From sensing to actuation in a single closed loop — through embedded boards, the cloud, machine-learning inference, and a clinician-facing dashboard.
Five flex sensors on the healthy-hand glove produce analog resistance proportional to bend angle. A heart-rate sensor reads continuously, and an RGB camera captures the patient's face for landmark extraction.
Dual-core ESP32 microcontrollers sample the ADCs, convert raw values to angular degrees, run safety checks, and stream data over Wi-Fi to the cloud — all while controlling MOSFET-driven vacuum pumps on the actuation side.

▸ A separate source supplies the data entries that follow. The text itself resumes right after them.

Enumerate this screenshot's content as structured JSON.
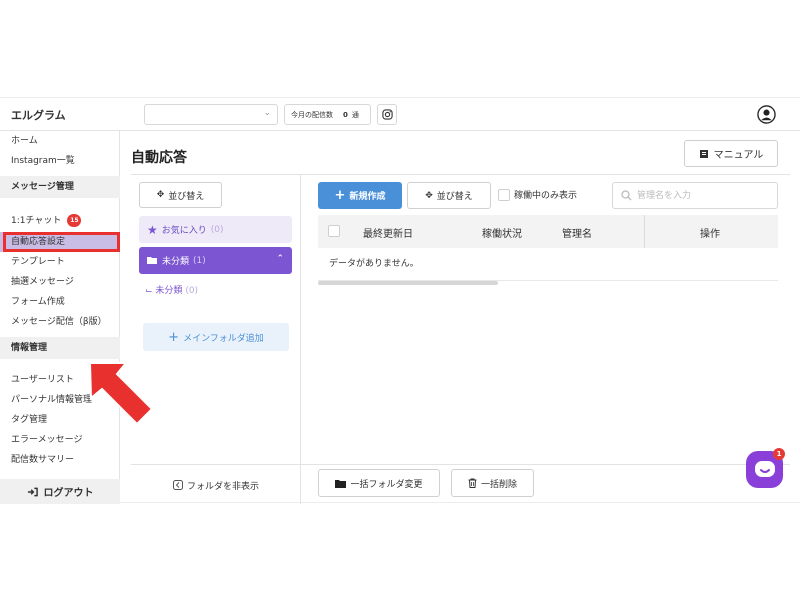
{
  "header": {
    "brand": "エルグラム",
    "monthly_label": "今月の配信数",
    "monthly_count": "0",
    "monthly_unit": "通"
  },
  "sidebar": {
    "items_top": [
      {
        "label": "ホーム"
      },
      {
        "label": "Instagram一覧"
      }
    ],
    "section_message": "メッセージ管理",
    "chat_label": "1:1チャット",
    "chat_badge": "15",
    "message_items": [
      {
        "label": "自動応答設定",
        "active": true
      },
      {
        "label": "テンプレート"
      },
      {
        "label": "抽選メッセージ"
      },
      {
        "label": "フォーム作成"
      },
      {
        "label": "メッセージ配信（β版）"
      }
    ],
    "section_info": "情報管理",
    "info_items": [
      {
        "label": "ユーザーリスト"
      },
      {
        "label": "パーソナル情報管理"
      },
      {
        "label": "タグ管理"
      },
      {
        "label": "エラーメッセージ"
      },
      {
        "label": "配信数サマリー"
      }
    ],
    "logout": "ログアウト"
  },
  "main": {
    "title": "自動応答",
    "manual_button": "マニュアル"
  },
  "folders": {
    "sort_button": "並び替え",
    "favorites_label": "お気に入り",
    "favorites_count": "(0)",
    "uncategorized_label": "未分類",
    "uncategorized_count": "(1)",
    "child_label": "未分類",
    "child_count": "(0)",
    "add_main_folder": "メインフォルダ追加",
    "hide_folders": "フォルダを非表示"
  },
  "toolbar": {
    "new_button": "新規作成",
    "sort_button": "並び替え",
    "active_only": "稼働中のみ表示",
    "search_placeholder": "管理名を入力"
  },
  "table": {
    "columns": [
      "最終更新日",
      "稼働状況",
      "管理名",
      "操作"
    ],
    "empty_message": "データがありません。"
  },
  "bulk": {
    "folder_change": "一括フォルダ変更",
    "delete": "一括削除"
  },
  "chat_widget": {
    "badge": "1"
  },
  "colors": {
    "accent_purple": "#7b55d2",
    "primary_blue": "#4a90d9",
    "annotation_red": "#e8302e"
  }
}
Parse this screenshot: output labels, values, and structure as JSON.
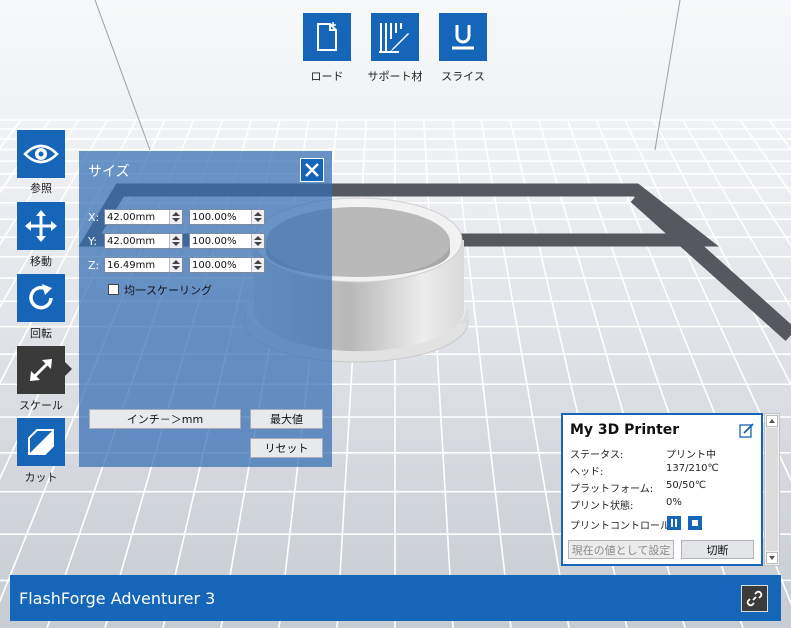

Sensor frames, prescriptions, and device state synchronize through Firebase at 10 Hz with sub-200 ms latency. Patient gloves poll for active prescriptions; clinician dashboards subscribe to live progress feeds.
A Flask API on AWS EC2 receives grip-strength frames and runs a TensorFlow neural network that places each patient on a five-stage recovery scale. NeuroSpeed runs ensemble emotion recognition (DeepFace + FER CNN) at 4–10 fps.
Five vacuum-driven soft actuators replicate the prescribed bend angles independently per finger, with force kept below 5 N for clinical safety. Tiered HR rules and emotion signals can slow or pause therapy in real time.
Physiotherapists review session history, longitudinal grip recovery trajectories, emotion timelines, and adjust the next prescription — all from a React web application.
Flex sensors, FSR402 ×6, MAX30100 HR, ADS1115 ADCs, RGB camera.
ESP32 dual-core boards: ADC sampling, actuator control, Wi-Fi bridge.
Firebase RTDB for state sync, Flask + AWS EC2 for ML, FastAPI WebSocket for streams.
React clinician dashboard plus mobile companion for the patient.